The selection and evaluation of high-quality embryos are the key factors affecting in vitro embryo development and pregnancy outcome. The timing of first embryonic cleavage has been considered a positive indicator of the in vitro developmental potential of embryos, while the underlying molecular mechanism is still not fully understood. In this study, the embryos generated by parthenogenetic activation (PA) or in vitro fertilization (IVF) were monitored and recorded every 2 h and divided into two groups (early cleavage or late cleavage) based on the cleavage rate and blastocyst formation data. RNA sequencing was used to analyze the gene expression pattern of the embryos. We identified 667 and 71 different expression genes (DEGs) in early cleavage and late cleavage porcine PA and IVF embryos, respectively.
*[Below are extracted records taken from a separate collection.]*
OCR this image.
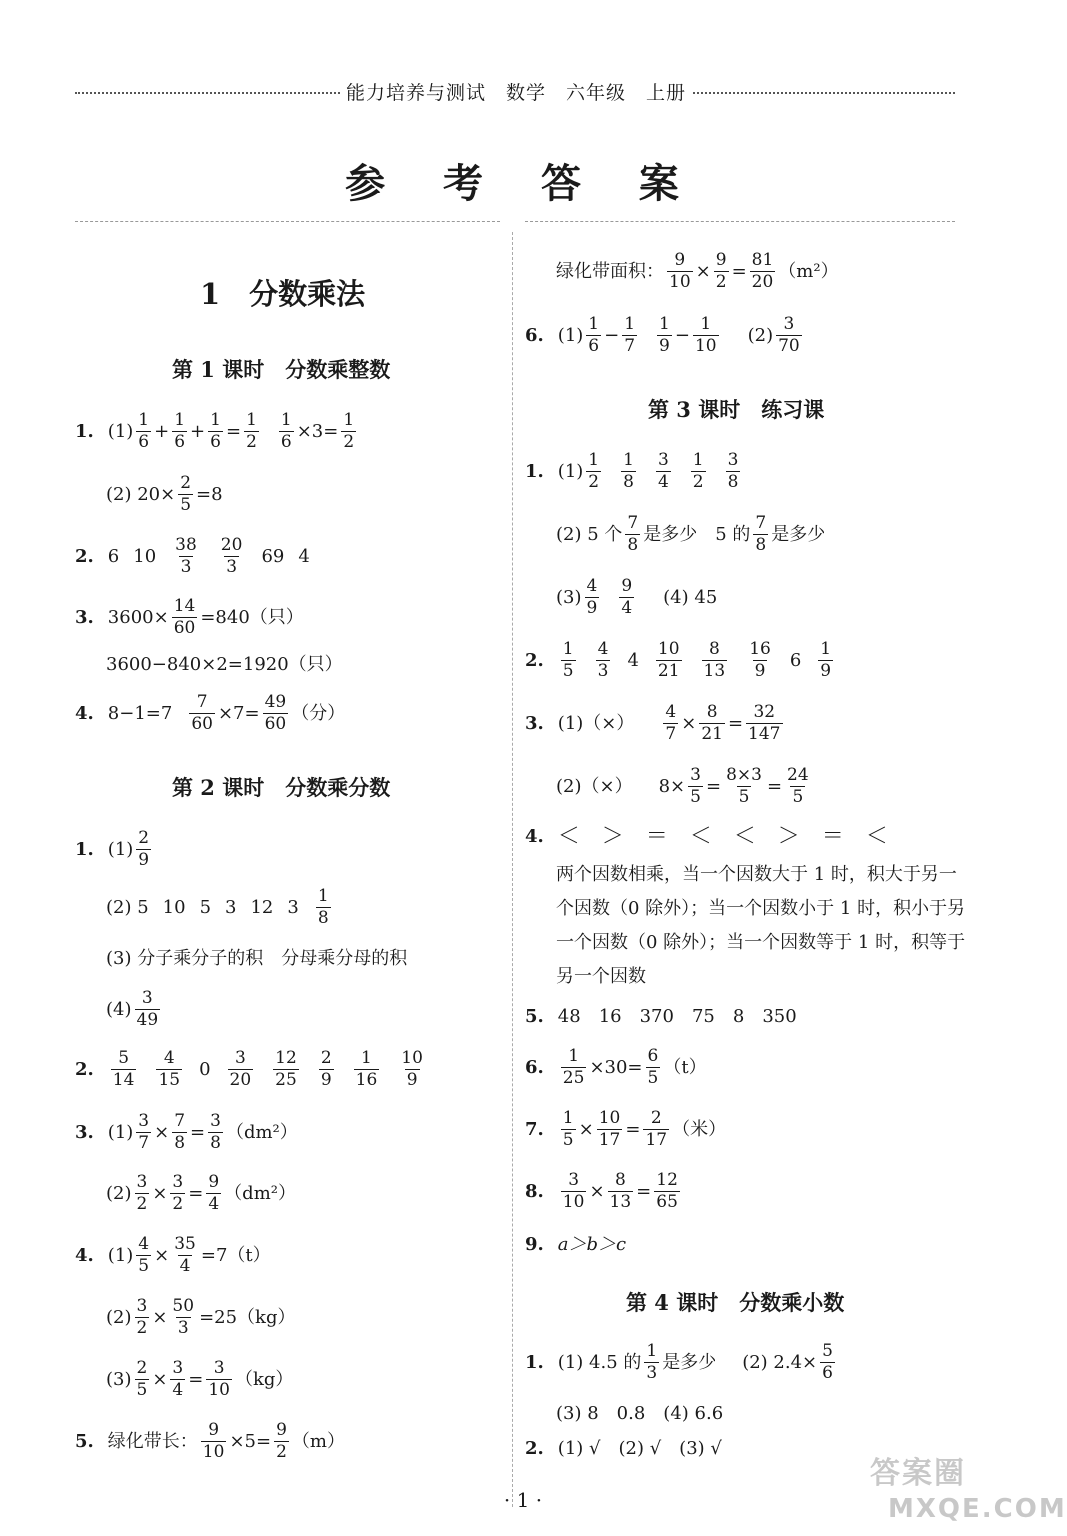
能力培养与测试　数学　六年级　上册
参 考 答 案
1　分数乘法
第 1 课时　分数乘整数
1. $(1) \frac{1}{6} + \frac{1}{6} + \frac{1}{6} = \frac{1}{2} \frac{1}{6} \times 3= \frac{1}{2}$
(2) $20\times \frac{2}{5} =8$
2. 6 $10 \frac{38}{3} \frac{20}{3} 69$ 4
3. $3600\times \frac{14}{60} =840$（只）
3600−840×2=1920（只）
4. $8-1=7 \frac{7}{60} \times 7= \frac{49}{60}$ （分）
第 2 课时　分数乘分数
1. $(1) \frac{2}{9}$
(2) 5 10 5 3 12 $3 \frac{1}{8}$
(3) 分子乘分子的积　分母乘分母的积
$(4) \frac{3}{49}$
2. $\frac{5}{14} \frac{4}{15} 0 \frac{3}{20} \frac{12}{25} \frac{2}{9} \frac{1}{16} \frac{10}{9}$
3. $(1) \frac{3}{7} \times \frac{7}{8} = \frac{3}{8} (dm^2)$
$(2) \frac{3}{2} \times \frac{3}{2} = \frac{9}{4} (dm^2)$
4. $(1) \frac{4}{5} \times \frac{35}{4} =7(t)$
$(2) \frac{3}{2} \times \frac{50}{3} =25(kg)$
$(3) \frac{2}{5} \times \frac{3}{4} = \frac{3}{10} (kg)$
5. 绿化带长： $\frac{9}{10} \times 5= \frac{9}{2} (m)$
绿化带面积： $\frac{9}{10} \times \frac{9}{2} = \frac{81}{20} (m^2)$
6. $(1) \frac{1}{6} - \frac{1}{7} \frac{1}{9} - \frac{1}{10} (2) \frac{3}{70}$
第 3 课时　练习课
1. $(1) \frac{1}{2} \frac{1}{8} \frac{3}{4} \frac{1}{2} \frac{3}{8}$
(2) 5 个 $\frac{7}{8}$ 是多少　5 的 $\frac{7}{8}$ 是多少
$(3) \frac{4}{9} \frac{9}{4} (4)$ 45
2. $\frac{1}{5} \frac{4}{3} 4 \frac{10}{21} \frac{8}{13} \frac{16}{9} 6 \frac{1}{9}$
3. $(1)(\times) \frac{4}{7} \times \frac{8}{21} = \frac{32}{147}$
(2)（×） $8\times \frac{3}{5} = \frac{8\times 3}{5} = \frac{24}{5}$
4. ＜　＞　＝　＜　＜　＞　＝　＜
两个因数相乘，当一个因数大于 1 时，积大于另一个因数（0 除外）；当一个因数小于 1 时，积小于另一个因数（0 除外）；当一个因数等于 1 时，积等于另一个因数
5. 48　16　370　75　8　350
6. $\frac{1}{25} \times 30= \frac{6}{5} (t)$
7. $\frac{1}{5} \times \frac{10}{17} = \frac{2}{17}$ （米）
8. $\frac{3}{10} \times \frac{8}{13} = \frac{12}{65}$
9. a＞b＞c
第 4 课时　分数乘小数
1. (1) 4.5 的 $\frac{1}{3}$ 是多少 (2) $2.4\times \frac{5}{6}$
(3) 8　0.8　(4) 6.6
2. (1) √　(2) √　(3) √
· 1 ·
答案圈
MXQE.COM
Further Gene Ontology (GO) and Kyoto Encyclopedia of Genes and Genomes (KEGG) analyses showed that the DEGs are mainly enriched in pathways concerning the proteasome, DNA repair, cell cycle arrest, autophagy, and apoptosis, suggesting that severe endoplasmic reticulum stress (ERS) and DNA damage may be the key factors that led to the low development potential of late cleavage embryos. This study provides a theoretical basis for the following application and offers important information about the understanding of the timely manner of porcine embryo development.